CDs take up room, even if they are not as space-hungry as books (sigh! — it must be time for another trip to Oxfam to offload more never-to-be-read-again philosophy books: but that’s a story for another day). Still, despite running out of shelving, I can’t quite bring myself to just buy mp3s or whatever. So there is a little pile of new acquisitions physically sitting there beside me. I’ll mention only two the moment, with warm recommendations for both (not that I’m not sticking my neck out here — I’m just adding my voice to a wider chorus of approval).

The most recent purchase is Alina Ibragimova’s new recording with Steven Osborne of Prokofiev’s two Violin Sonatas, and the Five Melodies op. 35. Their live performances together have received wonderful reviews (here, for example), and this CD is indeed very fine indeed. Initially, as you start listening, the piano seems to be recorded surprisingly far forward. But do persevere: this balance is evidently very much intended, and leads to some wonderful effects as Ibragimova’s violin weaves around the piano line — sometimes like `wind in a graveyard’, as Prokofiev told Oistrakh he wanted. (On a second hearing, the balance indeed sounds just right.) Rather to my surprise, I found I didn’t know this music at all — I say a surprise, as once upon a time I used to listen to a lot of Prokofiev (that dates me to the time when Supraphon, with its wonderful list of recordings of Russian and Czech composers, was one of the very few sources of inexpensive LPs, and I then got quite a few).

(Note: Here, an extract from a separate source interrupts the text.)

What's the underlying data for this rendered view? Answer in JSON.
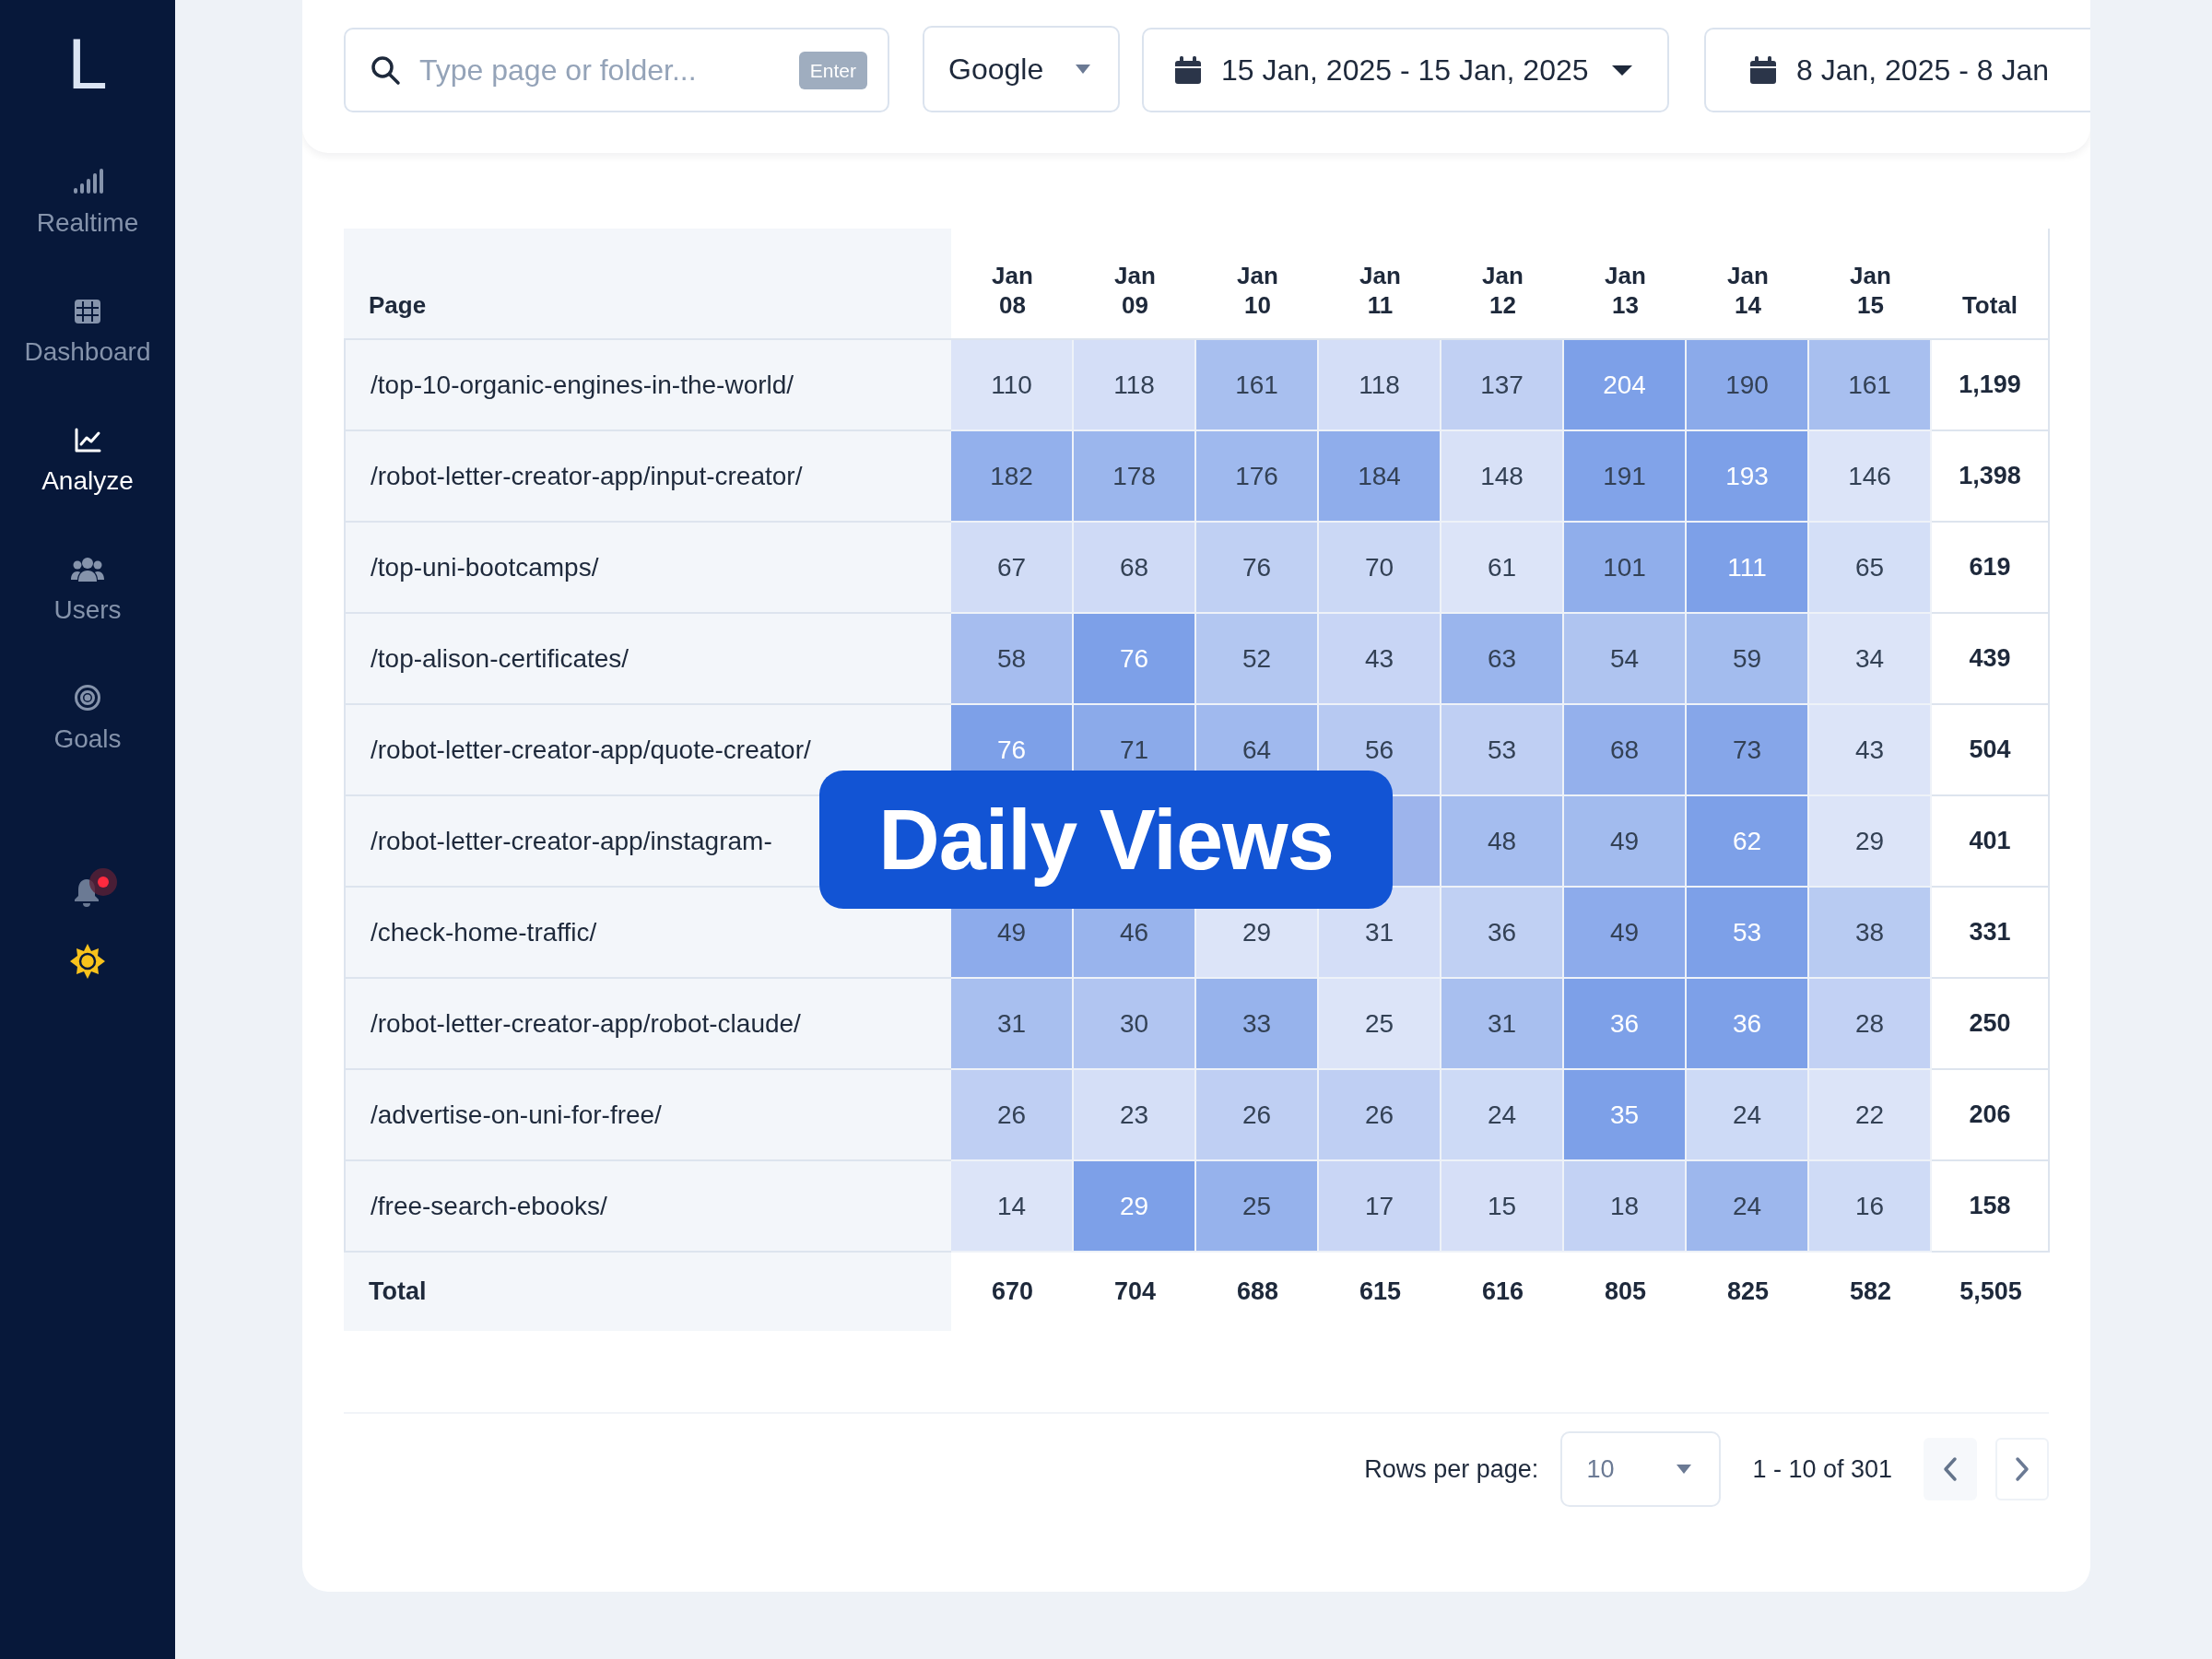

This is another deeply impressive disk from Ibragimova: I’m rather a fan.

Continuing the Russian theme, I have also recently got the new (and not very expensive) 4CD set of live recordings of Richter playing Schubert in 1978 and 1979 — seven sonatas on the first three discs, and assorted Impromptus, Moments Musicaux, Ländler etc. on the fourth. 81U4fPbtzFL._SL1500_It is difficult to keep track of Richter’s recorded legacy, but these performances haven’t been released before. And they are mostly remarkably well recorded, with only occasionally intrusive audience noise. The highlights include a performance of the G major sonata, D 894, slightly less extreme in its handling of the first movement than the (in)famous London recording a decade later, and a really wonderful performance of the first of the last three sonatas, D. 958 (Richter never recorded D. 959, and D. 960 doesn’t feature here). Even if you have other versions of Richter’s Schubert (sometimes wayward, yes, but always compelling), you will surely want this set. For the price of a single concert ticket, one of the greatest Schubertians in his prime.